The Takeover Panel has published two response statements (RS 2021/1 and RS 2022/1) following its recent consultations on various miscellaneous amendments to the Code.
The changes will take effect on Monday 13 June 2022.
The rule changes include:
- Announcement of minimum offer consideration – When a potential offeror is publicly identified, it will have to disclose any minimum price, or particular form of consideration, that it is required to offer under Rules 6 or 11 of the Code, i.e. as a result of purchases already made (and to announce if, during an offer period, it triggers a requirement to offer a prescribed level or form of consideration).
- Mandatory offers – On a mandatory offer, the bidder and its concert parties will not be permitted to acquire additional interests in target shares in the 14 days before the unconditional date (or the expiry of an acceptance condition invocation notice).
- Chain principle – A mandatory offer is required under the so-called chain principle where a person (A) acquires control of a company (B) and in doing so also acquires or consolidates control of a second company (C). In that situation, A must make an offer for Company C if the interest in shares which Company B has in Company C is “significant” in relation to Company B. In determining the significance of Company C to Company B:
- the Panel will no longer look at whether securing control of Company C “might reasonably be considered to be a significant purpose” of A acquiring control of Company B; and
- Company C will be viewed as significant to Company B if it represents more than 30% of the value of Company B. This is a reduction from the current threshold of 50%.
- Restrictions following the lapsing of an offer or a no intention to bid statement – There are minor changes to the restrictions following an offer lapsing or a bidder announcing it will not make a firm offer and the circumstances in which a bidder will be allowed to make a new offer following such a statement.

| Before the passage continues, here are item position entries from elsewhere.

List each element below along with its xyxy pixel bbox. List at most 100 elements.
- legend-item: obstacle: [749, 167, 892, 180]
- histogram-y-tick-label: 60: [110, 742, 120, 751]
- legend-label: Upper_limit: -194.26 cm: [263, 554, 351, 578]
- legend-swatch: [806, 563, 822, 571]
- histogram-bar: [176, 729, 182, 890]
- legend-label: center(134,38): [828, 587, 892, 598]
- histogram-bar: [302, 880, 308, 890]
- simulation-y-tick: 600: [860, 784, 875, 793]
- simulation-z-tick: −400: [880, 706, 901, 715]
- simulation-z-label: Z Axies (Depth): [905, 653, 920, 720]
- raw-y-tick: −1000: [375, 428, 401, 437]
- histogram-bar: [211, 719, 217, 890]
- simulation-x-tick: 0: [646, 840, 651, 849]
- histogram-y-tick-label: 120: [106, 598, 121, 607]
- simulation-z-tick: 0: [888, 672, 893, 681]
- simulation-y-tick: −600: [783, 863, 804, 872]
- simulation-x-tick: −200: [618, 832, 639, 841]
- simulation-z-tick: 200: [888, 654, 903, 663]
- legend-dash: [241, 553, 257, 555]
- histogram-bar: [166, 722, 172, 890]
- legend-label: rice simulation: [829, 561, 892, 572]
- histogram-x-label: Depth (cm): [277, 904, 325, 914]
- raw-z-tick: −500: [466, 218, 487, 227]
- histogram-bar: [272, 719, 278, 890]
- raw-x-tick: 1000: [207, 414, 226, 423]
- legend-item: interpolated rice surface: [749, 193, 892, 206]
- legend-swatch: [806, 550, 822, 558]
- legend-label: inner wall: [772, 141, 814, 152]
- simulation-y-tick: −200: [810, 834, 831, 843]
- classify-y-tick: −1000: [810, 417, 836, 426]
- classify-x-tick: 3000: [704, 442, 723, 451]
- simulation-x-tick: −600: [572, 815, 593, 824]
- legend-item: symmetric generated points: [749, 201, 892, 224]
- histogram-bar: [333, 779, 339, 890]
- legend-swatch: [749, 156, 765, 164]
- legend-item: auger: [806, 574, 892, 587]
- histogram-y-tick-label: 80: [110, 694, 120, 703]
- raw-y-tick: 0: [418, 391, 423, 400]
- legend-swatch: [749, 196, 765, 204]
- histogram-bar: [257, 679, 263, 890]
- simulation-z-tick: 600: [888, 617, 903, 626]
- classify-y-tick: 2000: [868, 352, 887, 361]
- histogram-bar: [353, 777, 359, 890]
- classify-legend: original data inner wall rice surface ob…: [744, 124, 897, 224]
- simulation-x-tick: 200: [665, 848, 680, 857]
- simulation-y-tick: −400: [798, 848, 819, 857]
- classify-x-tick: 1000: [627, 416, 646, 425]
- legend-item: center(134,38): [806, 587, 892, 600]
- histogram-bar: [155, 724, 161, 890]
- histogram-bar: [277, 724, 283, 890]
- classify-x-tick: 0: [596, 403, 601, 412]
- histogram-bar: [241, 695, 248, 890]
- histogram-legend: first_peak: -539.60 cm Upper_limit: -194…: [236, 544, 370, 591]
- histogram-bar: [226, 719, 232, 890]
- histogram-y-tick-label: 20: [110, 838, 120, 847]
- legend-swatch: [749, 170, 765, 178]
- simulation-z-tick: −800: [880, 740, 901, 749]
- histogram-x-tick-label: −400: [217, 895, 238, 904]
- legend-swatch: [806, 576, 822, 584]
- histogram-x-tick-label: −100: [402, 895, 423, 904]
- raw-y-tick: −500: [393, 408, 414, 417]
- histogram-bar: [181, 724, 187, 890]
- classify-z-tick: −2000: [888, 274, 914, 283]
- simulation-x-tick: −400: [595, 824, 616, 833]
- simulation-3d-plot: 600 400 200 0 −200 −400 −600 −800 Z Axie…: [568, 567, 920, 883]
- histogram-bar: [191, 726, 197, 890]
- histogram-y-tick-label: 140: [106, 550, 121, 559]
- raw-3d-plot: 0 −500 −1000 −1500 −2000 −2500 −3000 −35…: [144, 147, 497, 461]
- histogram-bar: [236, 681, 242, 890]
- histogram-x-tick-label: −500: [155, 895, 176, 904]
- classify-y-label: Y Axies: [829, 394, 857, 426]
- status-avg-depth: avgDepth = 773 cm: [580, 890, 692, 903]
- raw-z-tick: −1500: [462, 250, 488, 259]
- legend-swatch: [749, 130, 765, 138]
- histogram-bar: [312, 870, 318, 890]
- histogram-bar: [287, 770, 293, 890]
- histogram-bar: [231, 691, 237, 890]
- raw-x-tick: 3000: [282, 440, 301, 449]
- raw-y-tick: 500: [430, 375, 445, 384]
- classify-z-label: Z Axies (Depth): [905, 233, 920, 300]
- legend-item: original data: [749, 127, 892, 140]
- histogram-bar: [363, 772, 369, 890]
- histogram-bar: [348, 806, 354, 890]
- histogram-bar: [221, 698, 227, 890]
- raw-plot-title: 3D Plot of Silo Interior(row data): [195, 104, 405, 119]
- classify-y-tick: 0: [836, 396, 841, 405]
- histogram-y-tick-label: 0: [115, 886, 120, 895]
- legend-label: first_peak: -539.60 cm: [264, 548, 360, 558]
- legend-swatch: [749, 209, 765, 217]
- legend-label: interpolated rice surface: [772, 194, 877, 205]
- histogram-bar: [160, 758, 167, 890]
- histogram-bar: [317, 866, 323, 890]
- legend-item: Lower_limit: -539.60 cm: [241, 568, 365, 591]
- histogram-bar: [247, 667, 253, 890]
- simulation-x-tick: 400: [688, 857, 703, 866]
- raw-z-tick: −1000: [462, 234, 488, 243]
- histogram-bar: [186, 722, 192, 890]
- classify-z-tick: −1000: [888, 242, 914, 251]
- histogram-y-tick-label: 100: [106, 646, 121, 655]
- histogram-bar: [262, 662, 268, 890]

- Purchases of target shares by a bidder during an offer period – The prohibition on a bidder and its concert parties acquiring target shares through an anonymous order book system, unless it can be established that the seller is not an exempt principal trader connected with the bidder, is being deleted. When the rule change comes into effect, the Panel Executive will publish a Practice Statement in relation to purchases of target shares by a bidder during an offer period.